Compact minimal hypersurfaces with index one in the real projective space

Abstract

Let \({M}^{n} \) be a compact (two-sided) minimal hypersurface in a Riemannian manifold \( \overline{M}^{n+1} .\) It is a simple fact that if \( \overline{M}\) has positive Ricci curvature then M cannot be stable (i. e. its Jacobi operator L has index at least one). If \( \overline{M}=S{n+1} \) is the unit sphere and L has index one, then it is known that M must be a totally geodesic equator.
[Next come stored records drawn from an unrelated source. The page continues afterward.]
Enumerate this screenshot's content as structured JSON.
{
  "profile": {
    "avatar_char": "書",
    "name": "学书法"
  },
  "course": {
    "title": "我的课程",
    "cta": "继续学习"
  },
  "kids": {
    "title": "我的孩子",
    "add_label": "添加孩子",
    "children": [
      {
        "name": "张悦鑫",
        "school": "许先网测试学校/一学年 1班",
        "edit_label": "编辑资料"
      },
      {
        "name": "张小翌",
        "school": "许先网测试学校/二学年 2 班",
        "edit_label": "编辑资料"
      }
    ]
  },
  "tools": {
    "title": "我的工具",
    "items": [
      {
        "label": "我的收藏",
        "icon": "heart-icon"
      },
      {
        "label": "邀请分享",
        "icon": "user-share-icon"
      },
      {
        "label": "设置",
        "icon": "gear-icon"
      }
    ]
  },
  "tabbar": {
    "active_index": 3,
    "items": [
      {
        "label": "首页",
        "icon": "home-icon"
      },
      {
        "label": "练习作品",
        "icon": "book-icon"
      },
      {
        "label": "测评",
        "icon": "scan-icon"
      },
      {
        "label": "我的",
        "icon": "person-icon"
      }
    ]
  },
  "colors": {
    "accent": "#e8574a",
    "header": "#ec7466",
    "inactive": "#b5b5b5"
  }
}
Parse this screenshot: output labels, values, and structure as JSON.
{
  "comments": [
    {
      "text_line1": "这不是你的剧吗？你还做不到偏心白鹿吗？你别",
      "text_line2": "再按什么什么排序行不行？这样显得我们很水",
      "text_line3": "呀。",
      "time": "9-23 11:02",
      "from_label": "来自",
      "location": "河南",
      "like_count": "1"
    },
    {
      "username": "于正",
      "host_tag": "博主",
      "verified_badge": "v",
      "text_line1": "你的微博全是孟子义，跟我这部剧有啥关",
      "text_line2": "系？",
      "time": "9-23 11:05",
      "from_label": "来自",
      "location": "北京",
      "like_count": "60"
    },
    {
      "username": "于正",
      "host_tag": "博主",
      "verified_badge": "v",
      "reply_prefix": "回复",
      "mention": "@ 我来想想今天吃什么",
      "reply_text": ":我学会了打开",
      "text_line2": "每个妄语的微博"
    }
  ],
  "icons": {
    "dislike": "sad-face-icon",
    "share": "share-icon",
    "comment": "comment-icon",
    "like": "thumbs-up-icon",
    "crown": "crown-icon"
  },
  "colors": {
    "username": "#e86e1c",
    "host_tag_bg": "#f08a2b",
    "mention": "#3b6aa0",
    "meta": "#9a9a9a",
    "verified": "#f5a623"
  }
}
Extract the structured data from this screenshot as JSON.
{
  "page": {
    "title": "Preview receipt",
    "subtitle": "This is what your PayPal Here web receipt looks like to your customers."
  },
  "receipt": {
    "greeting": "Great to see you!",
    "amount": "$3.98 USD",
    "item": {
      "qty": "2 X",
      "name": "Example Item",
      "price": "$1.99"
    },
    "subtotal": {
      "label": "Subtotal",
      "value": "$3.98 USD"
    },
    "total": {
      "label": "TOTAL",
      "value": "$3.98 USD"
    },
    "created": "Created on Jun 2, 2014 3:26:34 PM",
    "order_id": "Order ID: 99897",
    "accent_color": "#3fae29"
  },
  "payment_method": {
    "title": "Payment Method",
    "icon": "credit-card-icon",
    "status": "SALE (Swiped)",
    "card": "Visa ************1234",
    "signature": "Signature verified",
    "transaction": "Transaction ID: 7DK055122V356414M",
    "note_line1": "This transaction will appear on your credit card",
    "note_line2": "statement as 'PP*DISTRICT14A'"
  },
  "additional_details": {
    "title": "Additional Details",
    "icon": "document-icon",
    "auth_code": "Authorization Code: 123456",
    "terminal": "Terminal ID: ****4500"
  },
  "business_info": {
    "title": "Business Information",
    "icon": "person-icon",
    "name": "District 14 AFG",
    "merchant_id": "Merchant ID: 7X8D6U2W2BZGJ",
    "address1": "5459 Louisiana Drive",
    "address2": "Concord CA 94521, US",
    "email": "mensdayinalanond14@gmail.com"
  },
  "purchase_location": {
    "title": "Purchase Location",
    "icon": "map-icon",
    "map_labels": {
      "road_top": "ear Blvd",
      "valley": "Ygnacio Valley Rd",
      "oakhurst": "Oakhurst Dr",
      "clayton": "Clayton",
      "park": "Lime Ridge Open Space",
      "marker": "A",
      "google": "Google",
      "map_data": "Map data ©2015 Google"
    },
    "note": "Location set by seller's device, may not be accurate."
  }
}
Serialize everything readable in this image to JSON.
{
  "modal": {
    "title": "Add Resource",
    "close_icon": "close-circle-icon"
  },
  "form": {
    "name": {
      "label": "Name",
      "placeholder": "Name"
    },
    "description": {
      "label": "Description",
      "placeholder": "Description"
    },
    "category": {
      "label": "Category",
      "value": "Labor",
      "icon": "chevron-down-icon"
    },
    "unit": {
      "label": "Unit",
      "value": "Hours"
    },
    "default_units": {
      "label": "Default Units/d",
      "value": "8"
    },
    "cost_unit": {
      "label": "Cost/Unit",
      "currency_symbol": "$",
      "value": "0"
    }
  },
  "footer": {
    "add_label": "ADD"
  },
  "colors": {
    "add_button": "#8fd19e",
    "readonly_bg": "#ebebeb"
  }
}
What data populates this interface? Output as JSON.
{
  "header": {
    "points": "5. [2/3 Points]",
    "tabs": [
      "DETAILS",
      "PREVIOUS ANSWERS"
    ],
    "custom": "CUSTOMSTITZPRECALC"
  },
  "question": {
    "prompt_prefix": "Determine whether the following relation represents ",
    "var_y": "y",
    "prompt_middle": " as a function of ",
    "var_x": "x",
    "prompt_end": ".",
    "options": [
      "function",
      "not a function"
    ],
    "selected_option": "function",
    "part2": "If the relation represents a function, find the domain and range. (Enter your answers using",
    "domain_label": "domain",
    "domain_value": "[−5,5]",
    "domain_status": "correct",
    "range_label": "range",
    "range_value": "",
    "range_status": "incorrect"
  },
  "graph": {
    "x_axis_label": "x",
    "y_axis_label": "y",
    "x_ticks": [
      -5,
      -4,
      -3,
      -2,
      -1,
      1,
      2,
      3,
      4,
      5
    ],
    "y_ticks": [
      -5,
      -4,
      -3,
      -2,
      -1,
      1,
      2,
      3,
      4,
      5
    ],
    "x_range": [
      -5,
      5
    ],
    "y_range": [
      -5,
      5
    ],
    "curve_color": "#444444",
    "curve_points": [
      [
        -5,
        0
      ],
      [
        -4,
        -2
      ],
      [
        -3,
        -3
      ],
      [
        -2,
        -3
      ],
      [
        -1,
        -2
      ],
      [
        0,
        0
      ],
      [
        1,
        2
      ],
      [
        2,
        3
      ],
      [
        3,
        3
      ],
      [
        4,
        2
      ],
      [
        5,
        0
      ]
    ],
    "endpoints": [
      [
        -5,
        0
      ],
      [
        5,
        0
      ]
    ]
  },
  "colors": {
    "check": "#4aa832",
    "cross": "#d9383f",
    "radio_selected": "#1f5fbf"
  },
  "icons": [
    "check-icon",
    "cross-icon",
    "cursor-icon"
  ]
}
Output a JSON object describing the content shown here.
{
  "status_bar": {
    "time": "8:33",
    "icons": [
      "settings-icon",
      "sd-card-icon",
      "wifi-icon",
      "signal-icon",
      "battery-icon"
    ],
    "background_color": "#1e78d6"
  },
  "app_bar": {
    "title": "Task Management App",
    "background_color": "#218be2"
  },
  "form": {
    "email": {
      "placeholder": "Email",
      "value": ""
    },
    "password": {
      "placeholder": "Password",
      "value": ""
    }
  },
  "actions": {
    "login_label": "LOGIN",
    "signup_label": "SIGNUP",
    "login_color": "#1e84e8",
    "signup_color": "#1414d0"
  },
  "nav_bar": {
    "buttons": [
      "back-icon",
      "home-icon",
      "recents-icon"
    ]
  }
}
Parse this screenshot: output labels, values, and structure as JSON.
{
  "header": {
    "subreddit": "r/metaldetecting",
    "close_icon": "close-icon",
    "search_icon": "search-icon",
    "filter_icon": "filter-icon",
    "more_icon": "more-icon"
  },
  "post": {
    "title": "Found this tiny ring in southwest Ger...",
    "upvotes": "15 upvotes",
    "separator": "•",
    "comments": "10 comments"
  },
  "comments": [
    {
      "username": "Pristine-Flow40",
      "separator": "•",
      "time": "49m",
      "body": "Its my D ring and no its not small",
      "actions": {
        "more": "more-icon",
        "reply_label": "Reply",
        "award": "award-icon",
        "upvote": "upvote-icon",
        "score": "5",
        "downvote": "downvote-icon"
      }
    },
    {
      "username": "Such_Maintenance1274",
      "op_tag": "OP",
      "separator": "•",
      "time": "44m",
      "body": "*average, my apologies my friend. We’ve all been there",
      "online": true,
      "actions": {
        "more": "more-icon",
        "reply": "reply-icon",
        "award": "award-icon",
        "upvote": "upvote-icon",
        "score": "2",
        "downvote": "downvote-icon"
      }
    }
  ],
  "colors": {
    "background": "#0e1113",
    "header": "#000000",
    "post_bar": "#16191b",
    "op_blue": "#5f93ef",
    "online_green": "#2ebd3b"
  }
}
We prove that if \( {\overline{M}}\) is the real projective space \({P^{n+1}}={S^{n+1}}/\{\pm\},\) obtained as a metric quotient of the unit sphere, and the Jacobi operator of M has index one, then M is either a totally geodesic sphere or the quotient to the projective space of the hypersurface \({S^n1}({R_1})\times{S^n2}({R_2})\subset{S^{n+1}}\) obtained as the product of two spheres of dimensions \({n_1}, {n_2}\) and radius \({R_1}, {R_2}\), with \({n_1}+{n_2}=n,\,{R_1^2}+{R_2^2}=1\,{\rm and}\,{R_2^2}={n_2}{R_1^2}\)